Campaign aims to prevent vultures feeding on those opting for administration, writes Zweli Sukazi
THE GOVERNMENT and banks have launched a campaign aimed at educating the public about the consequences of over-indebtedness, and the risks and costs involved in opting for debt administration.
The focus of the drive, whose tag line is: Be Cash Clever — Don’t Overdo Debt, will be on “vulnerable members” of the public who are struggling to repay their debts, contemplating administration or are already under administration.
It comes at a time when evidence shows that lawyers and others operating within the rapidly growing and unregulated debt-administration industry are making a fortune, milking vulnerable debtors of millions of rands in legal, administration and other fees each year.
An administration order is a court ruling that places an individual in debt of up to R50 000 and who has no significant assets, under a temporary protection from claims by creditors.
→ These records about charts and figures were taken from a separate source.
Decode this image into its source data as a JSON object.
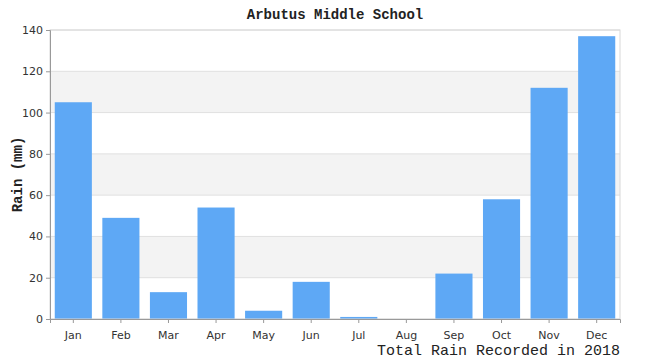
{
  "chart_data": {
    "type": "bar",
    "title": "Arbutus Middle School",
    "y_label": "Rain (mm)",
    "x_label": "Total Rain Recorded in 2018",
    "categories": [
      "Jan",
      "Feb",
      "Mar",
      "Apr",
      "May",
      "Jun",
      "Jul",
      "Aug",
      "Sep",
      "Oct",
      "Nov",
      "Dec"
    ],
    "values": [
      105,
      49,
      13,
      54,
      4,
      18,
      1,
      0,
      22,
      58,
      112,
      137
    ],
    "color": "#5ea8f5",
    "ylim": [
      0,
      140
    ],
    "yticks": [
      0,
      20,
      40,
      60,
      80,
      100,
      120,
      140
    ],
    "grid": true
  }
}
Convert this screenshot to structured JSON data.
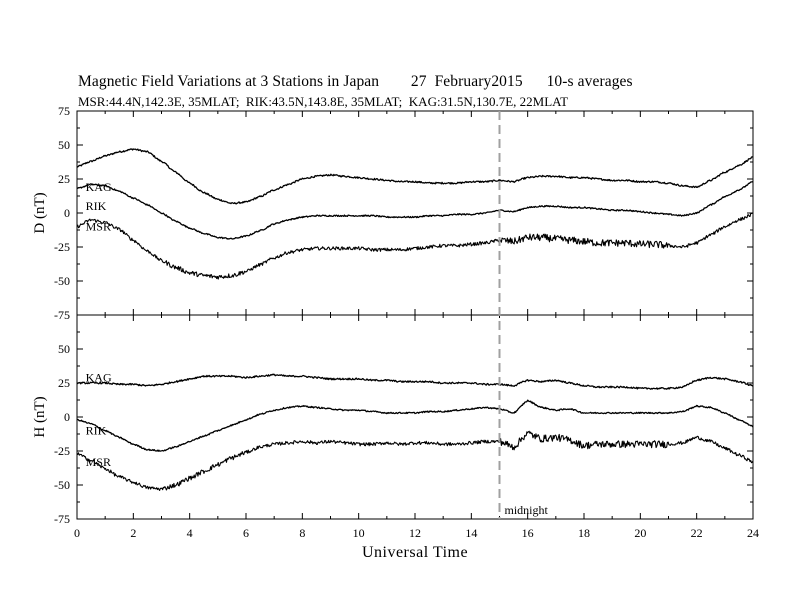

It enforces a repayment plan enabling the repayment of the debts and some money to live on.
Such orders aim to allow a structured process of rehabilitating the distressed debtors’ financial situation.
Alistair Ruiters, director-general of the Department of Trade and Industry, says the South African credit market (the micro credit market in particular) has become a zero-sum game, “almost a race to the bottom”.
Has this situation always been there, he asks before answering himself.
“While elements have been present for most of the 1990s, the credit bubble since the early 1990s resulted in very high levels of unsecured credit extension to large numbers of low-income borrowers in the retail and personal finance sectors,” he says.
Cas Coovadia, general manager for transformation at the Banking Council of South Africa, says all lenders must take responsibility for the situation.
But he points out that since 2002 the number of administration orders applied for and granted by the courts has dropped from an estimated 6 000 to 8 000 a month to between 3 000 and 3 800 a month during the past year.
Coovadia says there are about 17 million “credit-active” people in South Africa, 85% of whom have no default judgments or administration orders against them.
Figures from TransUnion ITC, one of the country’s largest providers of consumer and business risk management information show that the remaining 15% is made up of about 650 000 debtors who are currently under administration with debts to the value of R2.5-billion to R3-billion.
Coovadia says the undesirable activities of debt administrators include a lack of tangible improvement in the level of customer service and accountability.
“[Also] there is continued commercial solicitation of applications; legal fees for applications are far in excess of justifiable costs; and administration fees are over the legally permitted 12.5% plus VAT, with the average illegally pitched at 22.5% or more.”
Ruiters says the campaign is the start of a process of empowering debt consumers to make informed choices in accessing and servicing their debts.
It also aims, he says, to enable those in the trap of over-borrowing to take appropriate steps to avoid exploitation in the process of rehabilitating themselves.
The campaign is being backed by the Department of Justice and Constitutional Development, the SA Law Reform Commission, Johannesburg Magistrate’s Courts, National Community-Based Paralegal Association, the Micro Finance Regulatory Council, Black Sash, the National Consumer Forum and the SA Post Office.